Why does this matter to you? Because systems and synthetic biology are already changing medicine. Systems medicine uses network models to understand complex diseases like cancer. Instead of blaming a single broken gene, researchers map the whole web of interactions that let a tumor grow. That could lead to personalized medicine: treatments tailored to your own molecular profile, not a one-size-fits-all pill.

But this power raises hard ethical questions. If scientists can predict from your DNA that you have a high risk for a disease, should they tell you everything, even if it might cause anxiety without a cure? When synthetic biology creates microbes that produce cheap medicines or clean up pollution, who decides whether the benefits outweigh the risks of these new life forms escaping into the wild? And if we start designing cells that work like tiny machines, does that change how we value life itself? Some philosophers worry that thinking of organisms as engineered gadgets can chip away at our sense of respect for living things.

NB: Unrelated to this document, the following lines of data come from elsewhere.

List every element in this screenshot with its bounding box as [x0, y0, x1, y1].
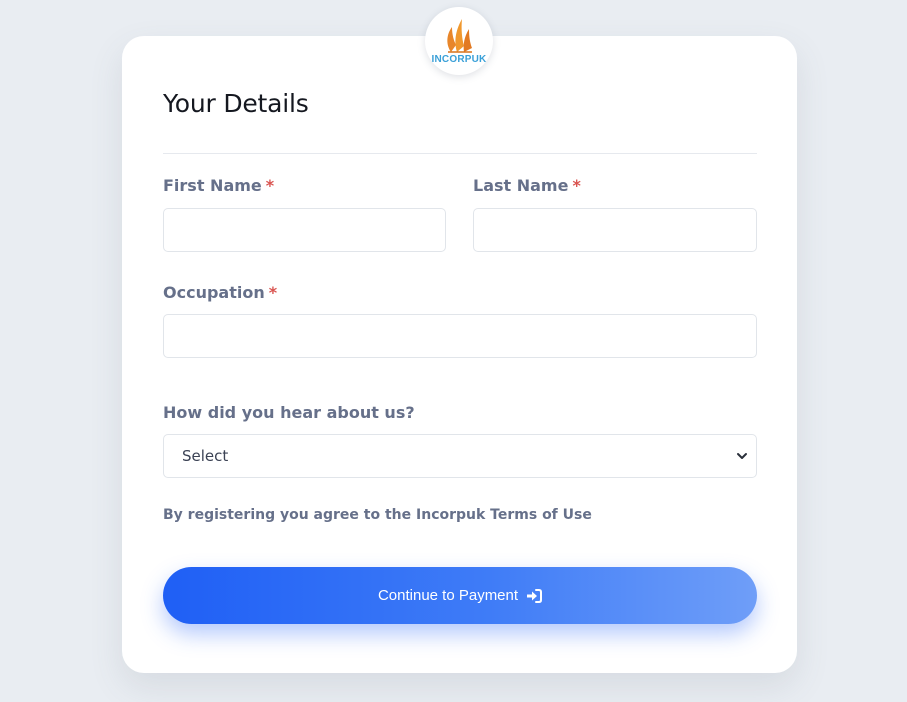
required-mark: *: [268, 283, 278, 302]
referral-label: How did you hear about us?: [163, 403, 415, 422]
sign-in-icon: [527, 588, 543, 603]
flame-logo-icon: [447, 19, 472, 53]
first-name-label: First Name *: [163, 176, 274, 195]
required-mark: *: [265, 176, 275, 195]
terms-text: By registering you agree to the Incorpuk…: [163, 507, 592, 523]
continue-to-payment-button[interactable]: Continue to Payment: [163, 567, 757, 624]
last-name-label-text: Last Name: [473, 176, 569, 195]
brand-logo: INCORPUK: [425, 7, 493, 75]
logo-text: INCORPUK: [431, 54, 487, 65]
title-divider: [163, 153, 757, 154]
occupation-label-text: Occupation: [163, 283, 265, 302]
chevron-down-icon: [737, 453, 747, 459]
last-name-input[interactable]: [473, 208, 757, 252]
occupation-input[interactable]: [163, 314, 757, 358]
continue-button-label: Continue to Payment: [377, 587, 519, 604]
occupation-label: Occupation *: [163, 283, 277, 302]
first-name-label-text: First Name: [163, 176, 262, 195]
page-title: Your Details: [163, 89, 309, 118]
last-name-label: Last Name *: [473, 176, 581, 195]
referral-select[interactable]: Select: [163, 434, 757, 478]
required-mark: *: [572, 176, 581, 195]
first-name-input[interactable]: [163, 208, 446, 252]
referral-selected-value: Select: [182, 447, 229, 465]
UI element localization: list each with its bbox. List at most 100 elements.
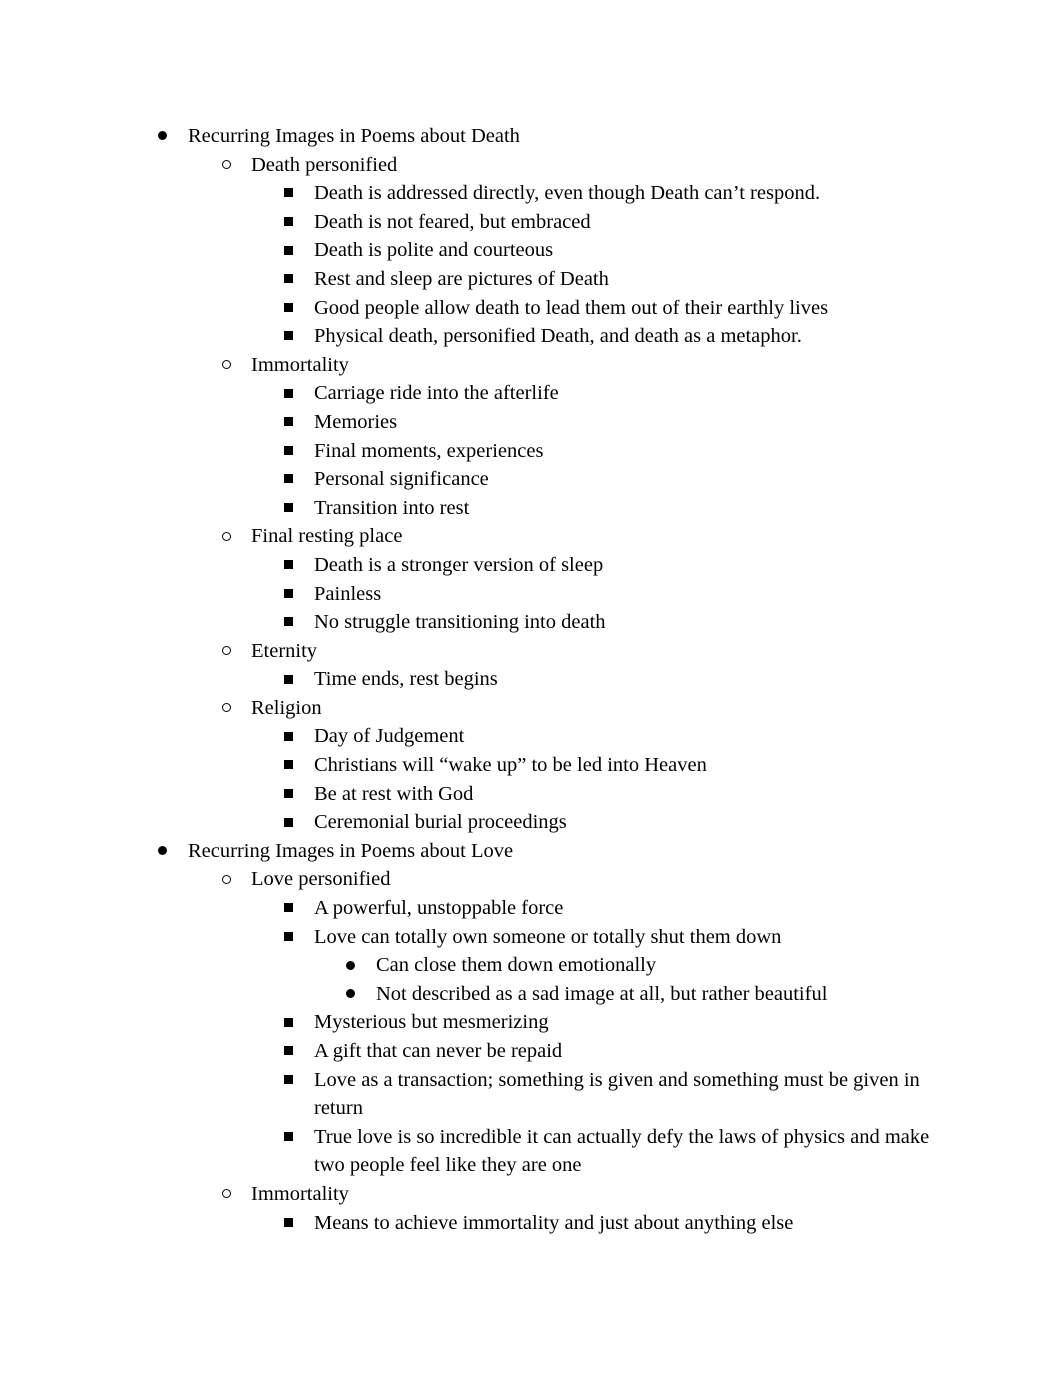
bullet-glyph — [283, 217, 293, 227]
outline-item-level-3: No struggle transitioning into death — [0, 608, 1062, 637]
bullet-glyph — [283, 588, 293, 598]
square-bullet-icon — [281, 580, 295, 609]
bullet-glyph — [283, 560, 293, 570]
bullet-glyph — [221, 874, 231, 884]
outline-item-text: Can close them down emotionally — [376, 954, 657, 977]
outline-item-text: Death is not feared, but embraced — [314, 210, 591, 233]
outline-item-level-1: Recurring Images in Poems about Love — [0, 837, 1062, 866]
outline-item-level-2: Love personified — [0, 865, 1062, 894]
bullet-glyph — [221, 159, 231, 169]
filled-circle-bullet-icon — [155, 122, 169, 151]
outline-item-level-3: Good people allow death to lead them out… — [0, 294, 1062, 323]
bullet-glyph — [283, 1046, 293, 1056]
square-bullet-icon — [281, 265, 295, 294]
outline-item-level-3: Death is a stronger version of sleep — [0, 551, 1062, 580]
outline-item-text: Ceremonial burial proceedings — [314, 811, 567, 834]
outline-item-level-3: Mysterious but mesmerizing — [0, 1008, 1062, 1037]
outline-item-text: Immortality — [251, 353, 349, 376]
outline-item-level-3: Means to achieve immortality and just ab… — [0, 1209, 1062, 1238]
bullet-glyph — [283, 474, 293, 484]
outline-item-text: Not described as a sad image at all, but… — [376, 982, 828, 1005]
bullet-glyph — [283, 674, 293, 684]
outline-item-level-2: Eternity — [0, 637, 1062, 666]
outline-item-level-3: Personal significance — [0, 465, 1062, 494]
square-bullet-icon — [281, 494, 295, 523]
outline-item-text: Mysterious but mesmerizing — [314, 1011, 549, 1034]
hollow-circle-bullet-icon — [219, 637, 233, 666]
outline-item-text: Rest and sleep are pictures of Death — [314, 267, 609, 290]
outline-item-level-4: Not described as a sad image at all, but… — [0, 980, 1062, 1009]
square-bullet-icon — [281, 551, 295, 580]
outline-item-level-1: Recurring Images in Poems about Death — [0, 122, 1062, 151]
square-bullet-icon — [281, 751, 295, 780]
bullet-glyph — [345, 989, 355, 999]
bullet-glyph — [283, 388, 293, 398]
outline-item-text: Christians will “wake up” to be led into… — [314, 754, 707, 777]
bullet-glyph — [283, 1217, 293, 1227]
outline-item-text: Death is polite and courteous — [314, 239, 554, 262]
bullet-glyph — [283, 731, 293, 741]
square-bullet-icon — [281, 236, 295, 265]
bullet-glyph — [221, 703, 231, 713]
bullet-glyph — [283, 760, 293, 770]
outline-item-level-3: Memories — [0, 408, 1062, 437]
square-bullet-icon — [281, 722, 295, 751]
outline-item-text: Love personified — [251, 868, 391, 891]
bullet-glyph — [283, 1017, 293, 1027]
square-bullet-icon — [281, 208, 295, 237]
square-bullet-icon — [281, 379, 295, 408]
outline-item-level-3: Rest and sleep are pictures of Death — [0, 265, 1062, 294]
bullet-glyph — [283, 1132, 293, 1142]
outline-item-level-2: Immortality — [0, 351, 1062, 380]
outline-item-text: Good people allow death to lead them out… — [314, 296, 829, 319]
outline-item-text: Eternity — [251, 639, 318, 662]
bullet-glyph — [157, 131, 167, 141]
square-bullet-icon — [281, 1209, 295, 1238]
square-bullet-icon — [281, 408, 295, 437]
outline-item-level-4: Can close them down emotionally — [0, 951, 1062, 980]
bullet-glyph — [283, 245, 293, 255]
square-bullet-icon — [281, 1037, 295, 1066]
outline-item-level-3: A gift that can never be repaid — [0, 1037, 1062, 1066]
outline-item-text: Death is a stronger version of sleep — [314, 553, 604, 576]
bullet-glyph — [221, 531, 231, 541]
outline-item-level-3: Death is polite and courteous — [0, 236, 1062, 265]
outline-item-text: Religion — [251, 696, 322, 719]
outline-item-level-3: Love can totally own someone or totally … — [0, 923, 1062, 952]
outline-item-level-3: Painless — [0, 580, 1062, 609]
bullet-glyph — [283, 274, 293, 284]
bullet-glyph — [221, 645, 231, 655]
outline-item-text: Be at rest with God — [314, 782, 474, 805]
outline-item-text: Love can totally own someone or totally … — [314, 925, 782, 948]
outline-item-text: No struggle transitioning into death — [314, 611, 606, 634]
outline-item-text: Carriage ride into the afterlife — [314, 382, 559, 405]
hollow-circle-bullet-icon — [219, 694, 233, 723]
outline-item-text: Death is addressed directly, even though… — [314, 182, 821, 205]
bullet-glyph — [283, 788, 293, 798]
hollow-circle-bullet-icon — [219, 865, 233, 894]
outline-item-level-2: Immortality — [0, 1180, 1062, 1209]
outline-item-level-3: True love is so incredible it can actual… — [0, 1123, 1062, 1180]
outline-item-level-3: Final moments, experiences — [0, 437, 1062, 466]
square-bullet-icon — [281, 1008, 295, 1037]
square-bullet-icon — [281, 608, 295, 637]
square-bullet-icon — [281, 808, 295, 837]
hollow-circle-bullet-icon — [219, 522, 233, 551]
outline-item-level-3: Ceremonial burial proceedings — [0, 808, 1062, 837]
outline-item-text: Memories — [314, 410, 398, 433]
square-bullet-icon — [281, 465, 295, 494]
outline-item-text: Love as a transaction; something is give… — [314, 1068, 920, 1120]
square-bullet-icon — [281, 923, 295, 952]
outline-item-text: Final resting place — [251, 525, 403, 548]
outline-item-level-2: Final resting place — [0, 522, 1062, 551]
outline-item-text: True love is so incredible it can actual… — [314, 1125, 930, 1177]
filled-circle-bullet-icon — [343, 980, 357, 1009]
square-bullet-icon — [281, 894, 295, 923]
bullet-glyph — [283, 188, 293, 198]
outline-item-level-3: Carriage ride into the afterlife — [0, 379, 1062, 408]
outline-item-level-3: Time ends, rest begins — [0, 665, 1062, 694]
outline-item-level-3: A powerful, unstoppable force — [0, 894, 1062, 923]
bullet-glyph — [283, 617, 293, 627]
outline-item-text: Final moments, experiences — [314, 439, 544, 462]
square-bullet-icon — [281, 322, 295, 351]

The teenagers at that iGEM competition already face these dilemmas. They might build a bacterium that devours plastic waste, but they also have to think about safety, fairness, and the difference between fixing a machine and creating something that might evolve in unexpected ways. The line between understanding life and designing it has never been thinner—and it’s our generation that gets to decide where to draw it.

Think about it

  1. If you could design a bacterium to clean up oil spills, but there’s a small chance it might escape and harm an ecosystem, would you do it? Why or why not?
  2. If a doctor could predict exactly which diseases you will get by reading all your genetic data, should she tell you everything—even the scary possibilities you can’t change?
  3. Imagine a synthetic cell that grows, divides, and repairs itself just like a natural cell, but was built entirely from scratch. Does it count as truly alive, or does life need something more that we can’t build?